NSW Premier Mike Baird acknowledged that doing unpopular things such as introducing tolls on Sydney’s WestConnex motorway project would likely to spark a public backlash, but said governments had to be prepared to explain the benefits.

“I think the community and public is up for these honest discussions,” he said.

He said his government had inherited a road pricing system in Sydney that was “all over the place” and which featured different priced tolls in different areas. His government is now looking at ways of making the tolls more efficient, which does not necessarily mean introducing new charges.

Mr Baird also acknowledged the issues with cost recovery saying the state’s train system only got back 20 to 25 per cent of its operating costs.


The Productivity Commission and the Harper Review have both recommended “cost reflective” road pricing be introduced in Australia.

Transurban will soon launch a pilot study in Melbourne to test three types of user pricing and how they impact on motorists’ behaviour. These include distance per km charge, a one-off charge based on anticipated kilometres and a price per trip/access charge. It will also test time of day charges, and a one-off fee for entering the CBD.

The data will be shared with the federal Department of Infrastructure. Mr Charlton said he believed that people would support user pay charging if they could see the benefits, including the time savings on their commute time.

“This is all about making a decision about the quality of life we all want as Australians,” he said.
“We simply cannot keep building our way out of congestion, and we have to change the attitudes that existing infrastructure is free once it’s built.”

Meanwhile the development of new technology such as driverless and electric cars could also have a huge impact on Australia’s reliance on fuel excise to fund infrastructure projects.

Mr Charlton said the automotive industry was just five to 10 years away from driverless cars entering the market, with mass adoption expected by 2030.

The mining sector is already testing out autonomous trucks, according to infrastructure development company Transfield chief executive officer Graeme Hunt.

“If the technology becomes mainstream … the driverless car could conceivably drop off dad and mum at different workplaces, and the kids, one by one, at different schools,” Mr Hunt said.

“The need for a second car in the typical family diminishes and with the reduction of vehicles in households you might find that some of the road investments, which we’re making today, may be redundant tomorrow.”


Another complicating factor is the phenomenon of “peak car”.

Grattan Institute chief executive John Daley said falling car use was one of the most important trends when considering infrastructure investment.

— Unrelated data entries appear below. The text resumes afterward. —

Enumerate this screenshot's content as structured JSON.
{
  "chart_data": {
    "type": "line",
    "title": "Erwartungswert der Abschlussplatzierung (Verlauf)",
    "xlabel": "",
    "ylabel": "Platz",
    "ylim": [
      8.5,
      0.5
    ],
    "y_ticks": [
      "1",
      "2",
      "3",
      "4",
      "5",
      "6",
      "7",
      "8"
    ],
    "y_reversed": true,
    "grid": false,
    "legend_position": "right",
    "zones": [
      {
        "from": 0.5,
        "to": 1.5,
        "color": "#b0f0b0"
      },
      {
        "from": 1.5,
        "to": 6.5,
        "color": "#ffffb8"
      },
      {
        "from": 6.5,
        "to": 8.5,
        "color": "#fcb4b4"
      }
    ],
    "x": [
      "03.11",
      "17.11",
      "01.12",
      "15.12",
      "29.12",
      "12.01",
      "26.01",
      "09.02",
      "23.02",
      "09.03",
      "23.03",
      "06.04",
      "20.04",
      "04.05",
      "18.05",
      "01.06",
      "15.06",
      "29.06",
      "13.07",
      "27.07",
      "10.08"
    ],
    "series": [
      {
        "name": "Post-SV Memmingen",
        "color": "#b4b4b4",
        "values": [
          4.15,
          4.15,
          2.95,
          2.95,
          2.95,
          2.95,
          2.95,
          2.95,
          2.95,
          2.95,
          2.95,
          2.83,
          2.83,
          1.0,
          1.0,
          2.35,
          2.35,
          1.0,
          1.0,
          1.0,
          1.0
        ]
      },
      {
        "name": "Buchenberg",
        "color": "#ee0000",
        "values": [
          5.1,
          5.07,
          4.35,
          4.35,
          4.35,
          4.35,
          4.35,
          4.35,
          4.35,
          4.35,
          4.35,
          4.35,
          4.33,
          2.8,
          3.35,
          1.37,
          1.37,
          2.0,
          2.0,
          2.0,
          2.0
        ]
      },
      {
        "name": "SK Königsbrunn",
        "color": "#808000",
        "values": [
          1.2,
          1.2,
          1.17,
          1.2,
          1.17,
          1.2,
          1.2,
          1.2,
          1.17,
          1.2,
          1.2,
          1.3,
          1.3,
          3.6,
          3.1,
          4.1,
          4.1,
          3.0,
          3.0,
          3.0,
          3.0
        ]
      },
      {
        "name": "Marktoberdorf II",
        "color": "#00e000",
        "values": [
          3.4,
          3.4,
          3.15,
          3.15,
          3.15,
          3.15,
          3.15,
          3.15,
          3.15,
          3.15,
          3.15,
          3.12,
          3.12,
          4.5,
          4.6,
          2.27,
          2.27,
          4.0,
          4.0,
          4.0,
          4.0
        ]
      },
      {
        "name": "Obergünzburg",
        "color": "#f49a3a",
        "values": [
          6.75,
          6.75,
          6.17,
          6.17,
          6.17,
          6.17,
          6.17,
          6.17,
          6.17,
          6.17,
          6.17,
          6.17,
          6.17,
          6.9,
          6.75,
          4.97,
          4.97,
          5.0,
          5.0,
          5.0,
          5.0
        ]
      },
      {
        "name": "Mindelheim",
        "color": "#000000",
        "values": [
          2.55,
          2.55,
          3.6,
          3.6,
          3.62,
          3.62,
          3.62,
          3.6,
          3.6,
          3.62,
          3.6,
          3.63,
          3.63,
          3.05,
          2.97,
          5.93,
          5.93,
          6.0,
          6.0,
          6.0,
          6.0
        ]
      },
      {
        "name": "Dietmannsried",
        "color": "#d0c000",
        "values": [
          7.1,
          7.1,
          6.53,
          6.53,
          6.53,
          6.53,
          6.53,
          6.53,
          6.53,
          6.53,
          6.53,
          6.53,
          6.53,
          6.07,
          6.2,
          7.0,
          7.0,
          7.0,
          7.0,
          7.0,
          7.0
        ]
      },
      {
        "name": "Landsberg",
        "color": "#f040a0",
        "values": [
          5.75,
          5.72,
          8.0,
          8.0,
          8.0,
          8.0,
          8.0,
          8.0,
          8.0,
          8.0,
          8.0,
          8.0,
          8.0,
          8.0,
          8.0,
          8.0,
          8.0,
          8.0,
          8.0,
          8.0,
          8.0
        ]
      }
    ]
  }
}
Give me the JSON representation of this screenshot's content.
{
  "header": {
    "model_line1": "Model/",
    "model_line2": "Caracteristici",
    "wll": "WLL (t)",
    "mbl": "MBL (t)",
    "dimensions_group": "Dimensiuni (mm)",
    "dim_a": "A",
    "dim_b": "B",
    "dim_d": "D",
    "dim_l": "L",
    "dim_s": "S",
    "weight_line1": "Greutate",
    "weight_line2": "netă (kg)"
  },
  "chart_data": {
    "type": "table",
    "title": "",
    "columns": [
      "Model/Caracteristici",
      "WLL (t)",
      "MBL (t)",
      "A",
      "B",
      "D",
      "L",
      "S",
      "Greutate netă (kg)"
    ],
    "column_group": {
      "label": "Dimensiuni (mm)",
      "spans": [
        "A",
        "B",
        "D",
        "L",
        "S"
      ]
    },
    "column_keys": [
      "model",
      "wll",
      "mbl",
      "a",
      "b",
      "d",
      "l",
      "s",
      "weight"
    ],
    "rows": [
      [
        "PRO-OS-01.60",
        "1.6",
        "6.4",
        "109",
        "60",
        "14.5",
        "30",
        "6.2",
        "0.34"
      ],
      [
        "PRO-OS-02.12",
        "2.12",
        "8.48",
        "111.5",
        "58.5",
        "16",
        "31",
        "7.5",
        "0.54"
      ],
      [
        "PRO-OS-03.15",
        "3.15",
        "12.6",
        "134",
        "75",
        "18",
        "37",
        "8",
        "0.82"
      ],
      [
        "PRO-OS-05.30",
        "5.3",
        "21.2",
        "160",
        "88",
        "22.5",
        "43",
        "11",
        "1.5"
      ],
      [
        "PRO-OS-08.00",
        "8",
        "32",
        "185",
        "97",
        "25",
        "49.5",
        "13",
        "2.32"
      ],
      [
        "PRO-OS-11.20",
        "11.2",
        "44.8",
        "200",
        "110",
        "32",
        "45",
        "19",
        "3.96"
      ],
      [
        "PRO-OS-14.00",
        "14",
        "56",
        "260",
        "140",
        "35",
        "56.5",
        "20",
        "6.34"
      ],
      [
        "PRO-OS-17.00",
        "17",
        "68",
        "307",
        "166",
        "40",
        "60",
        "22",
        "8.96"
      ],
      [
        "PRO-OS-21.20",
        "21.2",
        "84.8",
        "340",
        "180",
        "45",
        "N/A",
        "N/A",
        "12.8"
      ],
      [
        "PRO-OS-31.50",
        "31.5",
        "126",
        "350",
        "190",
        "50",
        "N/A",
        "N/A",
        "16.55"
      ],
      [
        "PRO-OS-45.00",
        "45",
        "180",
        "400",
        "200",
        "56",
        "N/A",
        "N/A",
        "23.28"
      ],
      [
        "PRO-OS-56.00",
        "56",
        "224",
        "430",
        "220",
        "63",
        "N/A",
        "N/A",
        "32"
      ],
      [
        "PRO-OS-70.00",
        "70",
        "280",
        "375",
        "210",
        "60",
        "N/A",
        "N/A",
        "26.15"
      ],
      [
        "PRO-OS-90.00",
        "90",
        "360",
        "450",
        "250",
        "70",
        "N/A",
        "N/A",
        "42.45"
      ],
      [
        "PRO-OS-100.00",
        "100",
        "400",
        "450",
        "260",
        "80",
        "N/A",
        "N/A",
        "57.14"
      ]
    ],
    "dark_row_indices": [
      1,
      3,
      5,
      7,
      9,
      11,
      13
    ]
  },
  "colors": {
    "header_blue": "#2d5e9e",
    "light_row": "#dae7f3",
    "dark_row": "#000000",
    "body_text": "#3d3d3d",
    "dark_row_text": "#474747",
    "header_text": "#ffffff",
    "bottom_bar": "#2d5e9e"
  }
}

He said Australia was following a global trend in developed countries of stagnant car use. The most recent Bureau of Transport Infrastructure and Regional Economics data suggested passenger kilometres travelled in Australia was falling or stable.

“We should be very careful about the assumption that road usage is going to keep rising in the future at the same rate as it has in the past,” Mr Daley said.


But speakers at the infrastructure summit have warned of the damaging costs to Australia’s productivity if nothing is done to address congestion and infrastructure that is not keeping pace with population growth.

“If nothing changes, by 2035 Sydneysiders will face congestion levels on par with Mexico
City and will waste 110 hours a year in traffic,” Transurban CEO Scott Charlton said.

Mr Charlton said that congestion in Sydney and Melbourne already ranked alongside London, Los Angeles and New York, despite these cities being three times their size.

Congestion is estimated to cost Australia $13.7 billion a year, and this expected to rise to $53 billion a year by 2031.

Assistant Infrastructure Minister Briggs said Australia needed to embrace more innovative ways to fund infrastructure.

“We desperately need to improve our infrastructure so we can deliver goods across the country and to the rest of the world more efficiently – otherwise congestion will continue to act as a handbrake on our economy,” he said.